No Japão, o investimento de capital combinado de empresas não financeiras subiu 4,3% a / a no primeiro trimestre, acelerou da queda de 3,5% ante o quarto trimestre de 2019. O investimento de capital de empresas japonesas não financeiras aumentou 4,3% a / a no período de janeiro a março e segue uma queda de 3,5% em outubro-dezembro, que foi a primeira queda em 13 quartos. Os dados são do Ministério das Finanças.

No Japão, o Jibun Bank Japan apresentou o índice de Manufatura – PMI – um indicador composto de figura única do desempenho da fabricação – que ficou abaixo da marca 50,0 neutra mais uma vez em maio, recuo pelo quarto mês consecutivo para sinalizar uma taxa mais acentuada de deterioração na saúde do setor do que em abril. Em 38,4, o número caiu de 41,9 no mês anterior para o menor desde março de 2009.

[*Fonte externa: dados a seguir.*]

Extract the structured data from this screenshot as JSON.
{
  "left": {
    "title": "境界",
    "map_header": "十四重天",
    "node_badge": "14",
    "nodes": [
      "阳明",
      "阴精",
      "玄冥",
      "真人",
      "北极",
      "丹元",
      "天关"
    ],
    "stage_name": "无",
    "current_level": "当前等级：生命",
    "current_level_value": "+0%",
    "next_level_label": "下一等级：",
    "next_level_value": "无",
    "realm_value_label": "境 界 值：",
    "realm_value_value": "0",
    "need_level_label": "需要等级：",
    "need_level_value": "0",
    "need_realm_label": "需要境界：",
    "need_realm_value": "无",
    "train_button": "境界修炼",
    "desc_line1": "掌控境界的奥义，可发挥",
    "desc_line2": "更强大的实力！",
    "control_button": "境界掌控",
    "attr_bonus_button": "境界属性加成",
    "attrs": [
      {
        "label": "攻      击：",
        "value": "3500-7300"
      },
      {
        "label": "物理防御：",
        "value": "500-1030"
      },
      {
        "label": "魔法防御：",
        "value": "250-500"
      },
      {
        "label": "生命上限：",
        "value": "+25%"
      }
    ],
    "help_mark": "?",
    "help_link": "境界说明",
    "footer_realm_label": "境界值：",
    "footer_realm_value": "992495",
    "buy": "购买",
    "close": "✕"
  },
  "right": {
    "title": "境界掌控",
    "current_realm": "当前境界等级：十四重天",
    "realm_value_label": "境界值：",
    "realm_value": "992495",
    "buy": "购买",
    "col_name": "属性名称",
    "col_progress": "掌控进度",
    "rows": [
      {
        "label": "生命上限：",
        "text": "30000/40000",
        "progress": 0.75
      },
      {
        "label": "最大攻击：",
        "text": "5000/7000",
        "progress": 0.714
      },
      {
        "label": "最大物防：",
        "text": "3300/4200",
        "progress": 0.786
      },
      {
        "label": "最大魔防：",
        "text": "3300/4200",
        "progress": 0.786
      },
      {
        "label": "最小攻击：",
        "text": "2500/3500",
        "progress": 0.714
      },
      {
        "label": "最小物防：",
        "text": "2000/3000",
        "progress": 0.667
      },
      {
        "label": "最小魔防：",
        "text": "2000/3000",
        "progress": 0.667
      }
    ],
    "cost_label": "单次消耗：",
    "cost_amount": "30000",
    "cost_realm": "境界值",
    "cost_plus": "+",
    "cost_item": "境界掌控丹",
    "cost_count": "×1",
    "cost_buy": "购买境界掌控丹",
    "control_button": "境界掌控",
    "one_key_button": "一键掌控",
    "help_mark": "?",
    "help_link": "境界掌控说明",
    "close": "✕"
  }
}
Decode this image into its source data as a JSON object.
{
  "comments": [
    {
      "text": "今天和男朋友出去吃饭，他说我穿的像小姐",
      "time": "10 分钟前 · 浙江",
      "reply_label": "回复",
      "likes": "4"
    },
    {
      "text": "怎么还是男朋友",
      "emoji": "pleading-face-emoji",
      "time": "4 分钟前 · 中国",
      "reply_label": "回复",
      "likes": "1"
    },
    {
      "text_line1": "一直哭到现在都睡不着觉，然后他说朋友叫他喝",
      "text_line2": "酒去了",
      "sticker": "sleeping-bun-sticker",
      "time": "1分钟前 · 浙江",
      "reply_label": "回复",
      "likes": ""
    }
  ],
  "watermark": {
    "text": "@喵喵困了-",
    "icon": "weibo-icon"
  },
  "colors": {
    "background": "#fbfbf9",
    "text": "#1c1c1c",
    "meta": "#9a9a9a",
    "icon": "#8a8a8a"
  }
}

Na Austrália, as estimativas preliminares para o índice de Commodities para maio subiu 1,8% (em uma base média mensal) em termos de SDR, depois de aumentar 2,4% em abril (revisado). Os subíndices rural, metais básicos e não rurais aumentaram no mês, em termos do dólar australiano, caiu 7% em maio. No ano passado, o índice diminuiu 7,4% em termos de SRD, liderado por preços mais baixos de carvão, minério de ferro, petróleo e alumina. O índice caiu 2,5% em dólar australiano.